The second method (uretero illeo cutaneostomi) is a simpler method. The patient cannot urinate through normal means. Two channels coming from the kidneys are anastomosed to each other. Initially a 15-20 cm stemmed intestine part is taken. The anastomosed urinary channel is added to one edge of this intestine part. Other edge of this intestine part is anastomosed to the abdomen skin. As the patient’s bladder is completely removed, the patient’s discharges his urine over the skin through a 15 cm interim intestine part. A urinary bag is attached to the patient’s skin, which procedure is called urostomy. The patient continues his life with a urine bag. The name of this operation is uretero illeo cutaneostomi.
Radiotherapy and Chemotherapy in Bladder Cancer
Surgery has a major importance for treating bladder cancer. Chemotherapy and radiotherapy also have vital importance. Combined with surgery, these treatment methods have a major impact on the living quality and lifetime of the patient.
Radiotherapy Treatment in Bladder Cancer
The radiation therapy of cancer aims at killing cancer cells or preventing their growth using high-energy X-Rays or other types of rays. There are 2 types of radiation.
External Radiation: High-energy radiation is externally sent to the body in order to kill cancer cells. External radiotherapy is mostly used for bladder cancer.
Internal Radiation: Small, rice-sized wires, seeds or catheters that emit radiation are placed in locations proximate the cancer.
Chemotherapy Treatment in Bladder Cancer
These drugs kill cancer cells or prevent the reproduction thereof. They enter blood circulation from mouth or through injection. They reach cancer cells. This is call systemic chemotherapy. Sometimes, chemotherapy is directly administered to the cancerous organ or the body cavity and directly effects cancer cells. This called regional chemotherapy. Regional chemotherapy in bladder cancer involves administering drug into the bladder by a tube through the urinary channel. This is especially used for the majority of superficial bladder tumors.

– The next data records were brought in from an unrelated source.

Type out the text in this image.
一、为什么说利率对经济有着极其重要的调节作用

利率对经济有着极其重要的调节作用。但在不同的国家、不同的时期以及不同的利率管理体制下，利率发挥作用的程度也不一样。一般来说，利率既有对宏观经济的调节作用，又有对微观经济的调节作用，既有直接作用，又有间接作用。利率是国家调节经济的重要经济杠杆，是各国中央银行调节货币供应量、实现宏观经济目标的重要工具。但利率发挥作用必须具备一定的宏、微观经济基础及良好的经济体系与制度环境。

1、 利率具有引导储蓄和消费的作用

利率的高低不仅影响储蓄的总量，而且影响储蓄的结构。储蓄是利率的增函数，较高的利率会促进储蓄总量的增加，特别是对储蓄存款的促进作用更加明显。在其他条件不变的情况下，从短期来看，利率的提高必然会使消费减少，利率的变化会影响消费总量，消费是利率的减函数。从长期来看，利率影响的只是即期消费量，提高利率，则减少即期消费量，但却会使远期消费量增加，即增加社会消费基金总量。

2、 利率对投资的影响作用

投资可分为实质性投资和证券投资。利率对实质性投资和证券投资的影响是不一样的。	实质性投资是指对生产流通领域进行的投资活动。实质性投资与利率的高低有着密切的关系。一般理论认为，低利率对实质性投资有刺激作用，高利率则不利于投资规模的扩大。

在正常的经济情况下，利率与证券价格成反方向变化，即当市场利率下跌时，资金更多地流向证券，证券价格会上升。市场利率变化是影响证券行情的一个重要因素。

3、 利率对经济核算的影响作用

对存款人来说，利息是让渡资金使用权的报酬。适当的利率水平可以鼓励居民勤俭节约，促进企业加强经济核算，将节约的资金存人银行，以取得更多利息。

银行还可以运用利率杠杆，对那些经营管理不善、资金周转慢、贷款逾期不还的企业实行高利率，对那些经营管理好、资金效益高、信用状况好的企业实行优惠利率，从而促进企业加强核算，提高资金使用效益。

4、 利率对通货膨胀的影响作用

Also in bladder cancers, weakened tuberculosis microbe is administered inside the bladder, which triggers the body’s immune system. It therefore prevents the repetition of bladder cancer.
Complications in Bladder Cancer Surgery
One side-effect is strictures owing to the anastomosing of urinary channels to the intestinal part.

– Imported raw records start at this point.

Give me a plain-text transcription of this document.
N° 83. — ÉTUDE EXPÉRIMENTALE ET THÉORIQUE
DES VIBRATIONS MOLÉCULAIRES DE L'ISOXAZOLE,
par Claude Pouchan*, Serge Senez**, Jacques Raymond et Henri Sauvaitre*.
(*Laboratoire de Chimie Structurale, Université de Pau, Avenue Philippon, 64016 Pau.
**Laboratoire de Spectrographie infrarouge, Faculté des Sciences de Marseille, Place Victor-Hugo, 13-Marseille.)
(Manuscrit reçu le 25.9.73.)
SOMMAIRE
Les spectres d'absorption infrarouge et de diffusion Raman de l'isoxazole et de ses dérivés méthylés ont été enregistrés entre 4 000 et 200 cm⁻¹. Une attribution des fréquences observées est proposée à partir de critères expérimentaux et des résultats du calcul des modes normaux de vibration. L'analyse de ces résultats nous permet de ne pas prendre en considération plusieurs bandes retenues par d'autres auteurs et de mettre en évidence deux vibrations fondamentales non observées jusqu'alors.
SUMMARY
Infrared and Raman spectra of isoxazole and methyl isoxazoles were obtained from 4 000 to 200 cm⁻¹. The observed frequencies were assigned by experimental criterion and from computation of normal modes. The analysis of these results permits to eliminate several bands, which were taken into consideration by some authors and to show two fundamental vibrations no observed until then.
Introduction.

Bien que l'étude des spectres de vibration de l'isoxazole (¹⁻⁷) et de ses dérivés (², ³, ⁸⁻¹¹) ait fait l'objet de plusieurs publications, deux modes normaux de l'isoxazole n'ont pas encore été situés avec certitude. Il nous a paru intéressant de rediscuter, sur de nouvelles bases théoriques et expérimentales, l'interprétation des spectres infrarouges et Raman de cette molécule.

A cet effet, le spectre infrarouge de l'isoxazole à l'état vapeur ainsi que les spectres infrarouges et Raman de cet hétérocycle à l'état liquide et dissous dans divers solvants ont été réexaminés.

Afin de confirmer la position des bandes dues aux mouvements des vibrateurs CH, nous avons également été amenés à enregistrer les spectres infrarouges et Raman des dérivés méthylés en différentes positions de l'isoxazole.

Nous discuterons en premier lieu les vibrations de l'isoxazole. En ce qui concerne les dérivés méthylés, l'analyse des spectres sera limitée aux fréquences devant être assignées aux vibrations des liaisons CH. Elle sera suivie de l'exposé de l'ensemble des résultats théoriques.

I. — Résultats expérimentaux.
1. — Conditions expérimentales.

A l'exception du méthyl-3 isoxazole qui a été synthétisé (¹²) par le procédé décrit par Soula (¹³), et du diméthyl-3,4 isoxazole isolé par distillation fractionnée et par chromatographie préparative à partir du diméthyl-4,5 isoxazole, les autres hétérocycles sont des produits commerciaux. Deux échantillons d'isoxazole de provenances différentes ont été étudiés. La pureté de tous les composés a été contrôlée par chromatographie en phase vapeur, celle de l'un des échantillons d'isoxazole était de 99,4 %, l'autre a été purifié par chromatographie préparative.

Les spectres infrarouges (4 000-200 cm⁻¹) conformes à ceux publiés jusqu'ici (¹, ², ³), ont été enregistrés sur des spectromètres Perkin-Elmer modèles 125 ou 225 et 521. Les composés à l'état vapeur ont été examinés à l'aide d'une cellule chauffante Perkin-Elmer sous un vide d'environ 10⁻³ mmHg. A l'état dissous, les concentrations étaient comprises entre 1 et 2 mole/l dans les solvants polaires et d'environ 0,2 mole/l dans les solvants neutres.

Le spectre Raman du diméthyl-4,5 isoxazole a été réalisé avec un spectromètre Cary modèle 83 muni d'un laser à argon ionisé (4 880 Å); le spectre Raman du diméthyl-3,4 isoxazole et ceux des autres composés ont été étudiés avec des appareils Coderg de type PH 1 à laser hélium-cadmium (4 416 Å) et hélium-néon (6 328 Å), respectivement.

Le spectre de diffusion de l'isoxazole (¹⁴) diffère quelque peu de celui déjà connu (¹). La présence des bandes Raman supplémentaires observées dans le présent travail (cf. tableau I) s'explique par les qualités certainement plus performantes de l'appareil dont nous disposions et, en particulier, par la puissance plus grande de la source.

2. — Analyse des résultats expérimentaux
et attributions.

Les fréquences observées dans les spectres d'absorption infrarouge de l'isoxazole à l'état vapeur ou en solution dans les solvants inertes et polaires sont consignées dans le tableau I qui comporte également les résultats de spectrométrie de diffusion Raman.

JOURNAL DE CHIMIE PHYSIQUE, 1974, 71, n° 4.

This refers to metabolic disorders that occur when the intestine, meaning the internal surface of the newly constructed bladder, absorbs urine. The inability of the new bladder that is constructed from intestine to fully substitute the original bladder is the cause behind this side-effect. The internal surface of the intestine-made-bladder absorbs some electrolytes within the urine. This owes to tissue difference. Treatment is partially easy. The patient is recommended to urinate 2 times a night. Some protective drugs are prescribed.

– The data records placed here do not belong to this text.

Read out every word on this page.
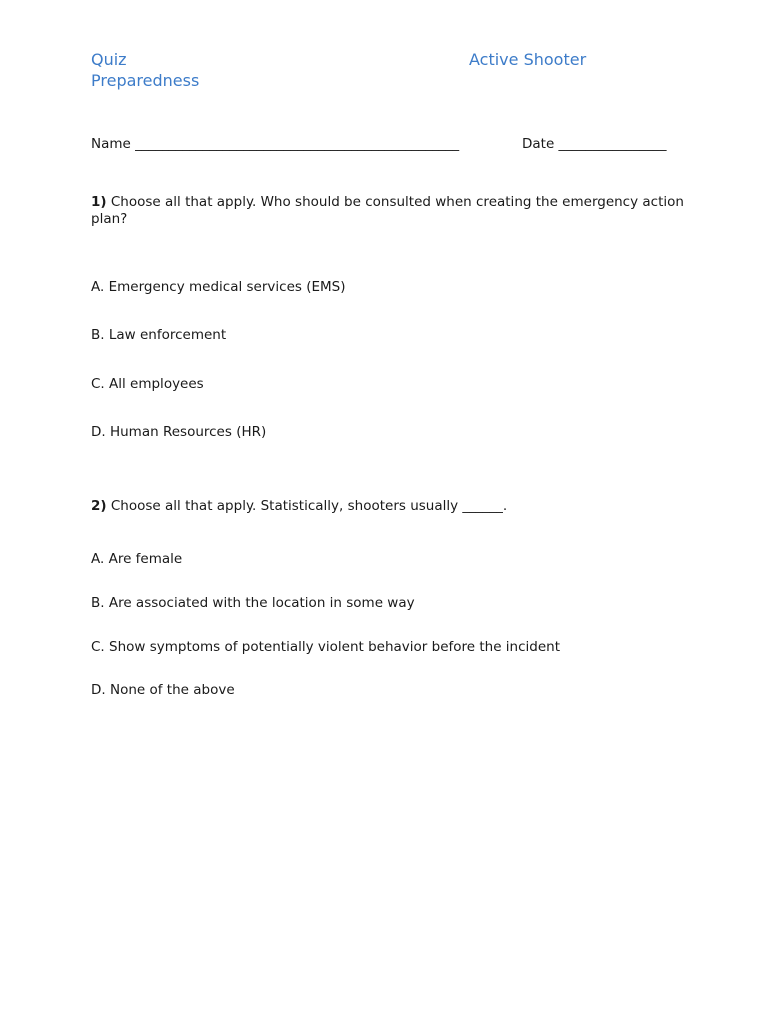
Quiz
Preparedness
Active Shooter
Name ________________________________________________	Date ________________
1) Choose all that apply. Who should be consulted when creating the emergency action plan?
A. Emergency medical services (EMS)
B. Law enforcement
C. All employees
D. Human Resources (HR)
2) Choose all that apply. Statistically, shooters usually ______.
A. Are female
B. Are associated with the location in some way
C. Show symptoms of potentially violent behavior before the incident
D. None of the above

In the presence of an intestine-made-bladder, patients cannot urinate with a sensation of normal urination and discharge. Different perceptions occur. They can suffer occasional urinary incontinence. The method that anastomoses the interim intestine part to the skin of abdomen is easier for the physician. Complications are similar. This method involves no metabolic disorder. That’s because urine is discharged without being stored. Both methods have advantages and disadvantages. Decision on this subject is taken after discussion with the patient and his relatives.
Another complication is the occurrence of cystic formations called lymphocele, which owe to the removal of lymph node chains. Especially in our technique, such cystic formations stay behind the peritoneum and spontaneously disappear overtime. Unfortunately, serious problems may occur during unnecessary early interventions that try to discharge these cysts.